Full Threads Oldest First

Showing messages 1 through 4 of 4.

  • API problem much worse than indicated
    2004-09-14 13:51:11  CodifexMaximus [View]

    At the risk of being flamed, I must say the following...

    Microsoft has a great idea with their Interface Contract idea. They will create an interface (API) with certain methods and properties; then they will update the interface with new methods and properties WHILE RETAINING THE OLD INTERFACES.

    I suppose some API's in Linux are using this model for backwards compatability but all are not. The idea has good and bad points: good are that old programs will keep running; bad are that api bloat will occur.

    Choose yer poison.

    Microsoft also had another good idea back in 1994: minidrivers. MS realised that alot of the monolithic driver code in Win3.1 was similar if not flat out identical. The only differences were the device specific portions. Therefore, MS implemented the stub (or whatever they call it) that contained the generic code for a device then the minidriver made by the device company completed a full device driver. Simple, easy, concise.

    There may be reasons why one would not want interface contracts and stub modules; at this point, I don't see much of a reason not to have them myself.

    Now for the Driver on Demand idea - I think it's good. There could be a central database possibly at the distro maker's site. It could contain minidrivers for each device (submitted by the device manufacturer) with each device having an ID (I assume they already have this ID) and a database onboard the user's computer to complete the identification and driver selection process.

    Compilation on Demand could be a boon AND a bust depending on the accuracy and testing of the builds.
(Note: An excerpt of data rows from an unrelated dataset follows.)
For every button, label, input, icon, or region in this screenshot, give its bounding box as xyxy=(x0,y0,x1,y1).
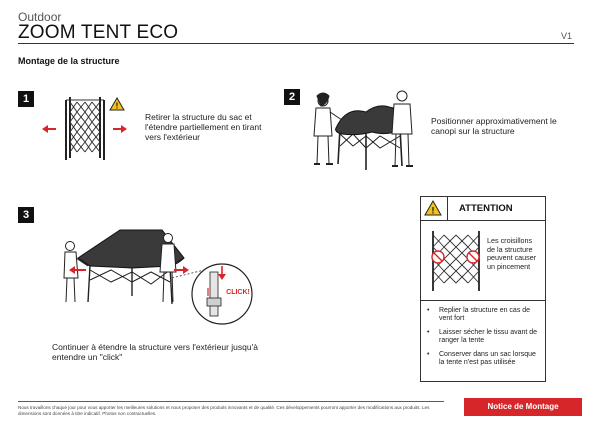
tip-text: Replier la structure en cas de vent fort xyxy=(439,307,531,323)
step-2-canopy-illustration xyxy=(308,84,420,176)
header-divider xyxy=(18,43,574,44)
document-type-badge: Notice de Montage xyxy=(464,398,582,416)
svg-text:!: ! xyxy=(431,205,435,216)
attention-box xyxy=(420,196,546,382)
step-1-text: Retirer la structure du sac et l'étendre partiellement en tirant vers l'extérieur xyxy=(145,112,262,142)
header-divider-line xyxy=(447,197,448,220)
person-right xyxy=(160,234,176,303)
attention-tips-list xyxy=(427,307,543,372)
no-hand-icon xyxy=(467,251,479,263)
attention-header xyxy=(421,197,545,221)
arrow-right-icon xyxy=(113,125,127,133)
svg-text:!: ! xyxy=(115,101,119,111)
pinch-warning-illustration xyxy=(429,227,485,295)
step-1-number: 1 xyxy=(18,91,34,107)
step-3-number: 3 xyxy=(18,207,34,223)
arrow-left-icon xyxy=(42,125,56,133)
arrow-right-icon xyxy=(174,266,189,274)
step-1-frame-illustration xyxy=(40,92,140,172)
step-2-number: 2 xyxy=(284,89,300,105)
step-3-text: Continuer à étendre la structure vers l'extérieur jusqu'à entendre un "click" xyxy=(52,342,258,362)
section-title: Montage de la structure xyxy=(18,56,120,66)
click-detail-zoom xyxy=(192,264,252,324)
version-label: V1 xyxy=(560,31,572,41)
list-item: • Conserver dans un sac lorsque la tente n'est pas utilisée xyxy=(427,350,536,367)
attention-title: ATTENTION xyxy=(459,203,513,214)
person-left xyxy=(64,242,88,303)
tip-text: Conserver dans un sac lorsque la tente n'est pas utilisée xyxy=(439,350,536,367)
tip-text: Laisser sécher le tissu avant de ranger la tente xyxy=(439,328,538,345)
footer-disclaimer: Nous travaillons chaque jour pour vous apporter les meilleures solutions et nous proposer des produits innovants et de qualité. Ces développements pourront apporter des modifications aux produits. Les dimensions sont données à titre indicatif. Photos non contractuelles. xyxy=(18,405,430,416)
attention-separator xyxy=(421,300,545,301)
product-title: ZOOM TENT ECO xyxy=(18,22,179,43)
step-2-text: Positionner approximativement le canopi sur la structure xyxy=(431,116,557,136)
no-hand-icon xyxy=(432,251,444,263)
click-label: CLICK! xyxy=(226,289,250,296)
warning-triangle-icon xyxy=(424,200,442,216)
list-item: • Laisser sécher le tissu avant de ranger la tente xyxy=(427,328,538,345)
list-item: • Replier la structure en cas de vent fort xyxy=(427,307,531,323)
footer-divider xyxy=(18,401,444,402)
brand-label: Outdoor xyxy=(18,10,62,24)
warning-triangle-icon xyxy=(109,97,125,111)
step-3-expand-illustration xyxy=(62,222,254,322)
pinch-warning-text: Les croisillons de la structure peuvent causer un pincement xyxy=(487,236,537,271)
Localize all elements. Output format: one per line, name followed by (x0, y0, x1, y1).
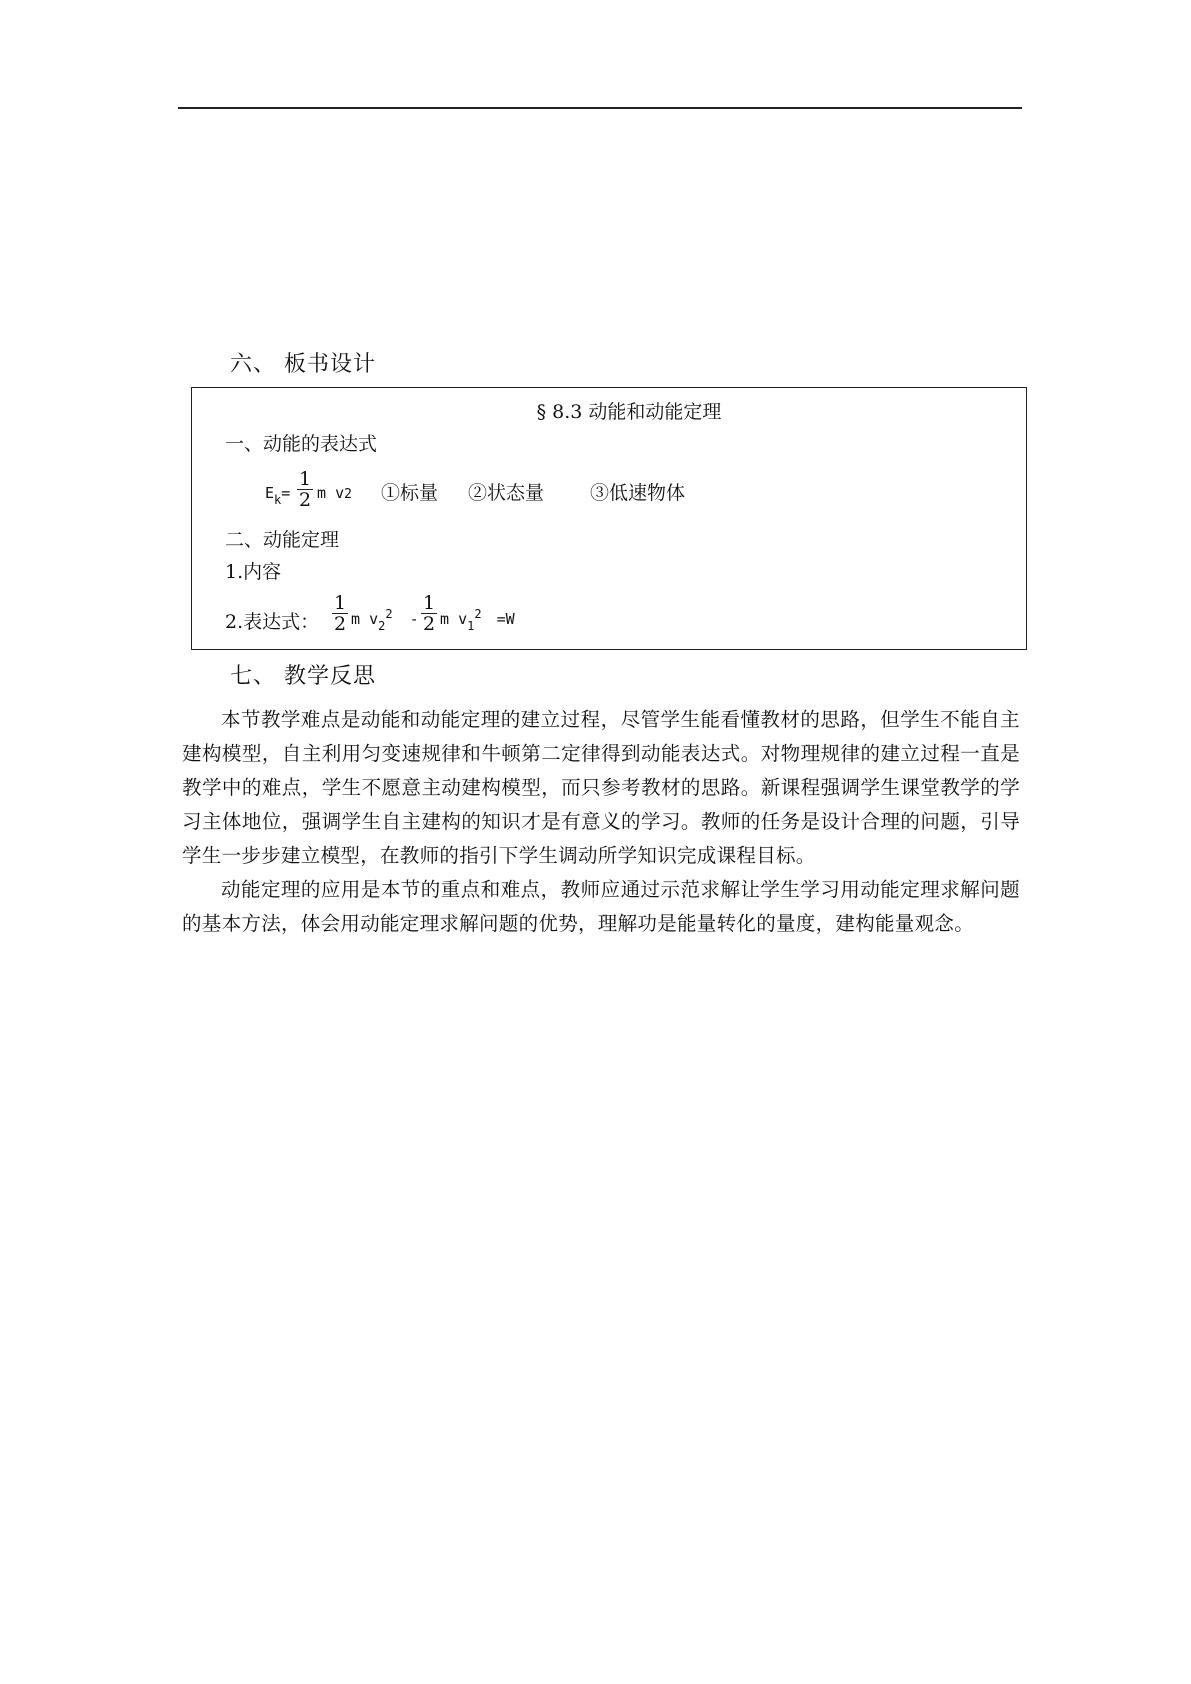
velocity-power: 2 (344, 487, 352, 502)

I use Gentoo so I'm comfortable with this model - others may not be.

    There's my buck fifty,
    Codifex Maximus
  • API problem much worse than indicated
    2004-09-13 01:01:12  nmailhot [View]

    Don't be silly. Do you think hardware devices are manufactured out of thin air ? There is a large window between hardware design and appearance where drivers can be written, vetted and included in the source kernel tree.
    And the more innovative a device is, the more it is true (for stupid variants you have just to add a hardware PCI/USB id to the already-written driver).
    In fact drivers have been written in the past for top-secret devices not yet aven announced, even full subsystems were included before for yet-to-be released standards. Kernel inclusion is only a problem for lazy vendors (and those won't maintain correctly their out-of-tree trash anyway)
  • API problem much worse than indicated
    2004-09-12 06:24:57  CharlesEllis [View]

    Another solution to this situation is to be a bit more windows like...

    For the more user-friendly distributions, instead of having 2.6.5 and 2.6.7 and 2.6.8, etc. They could release a new version of the distro for 2.6 (presumably this would be the last new version to the 2.6 tree), and then release another version of the distro for 2.8

    I realize that this is not the best solution in the world, however it has been proven to work with the commercial OSes, and would help driver compatibility for those not willing/not knowledgeable enough to compile drivers specifically for a specific version of the kernel.
  • API problem much worse than indicated
    2004-09-12 03:40:17  Dragonheart73 [View]

    Dosn't the latest detonater-Driver original from nVidia follow a similar approach?
    You have the Kernel-Sources to be present, but no more user action is required than calling a shell-skript. Then the driver is compiled and installed.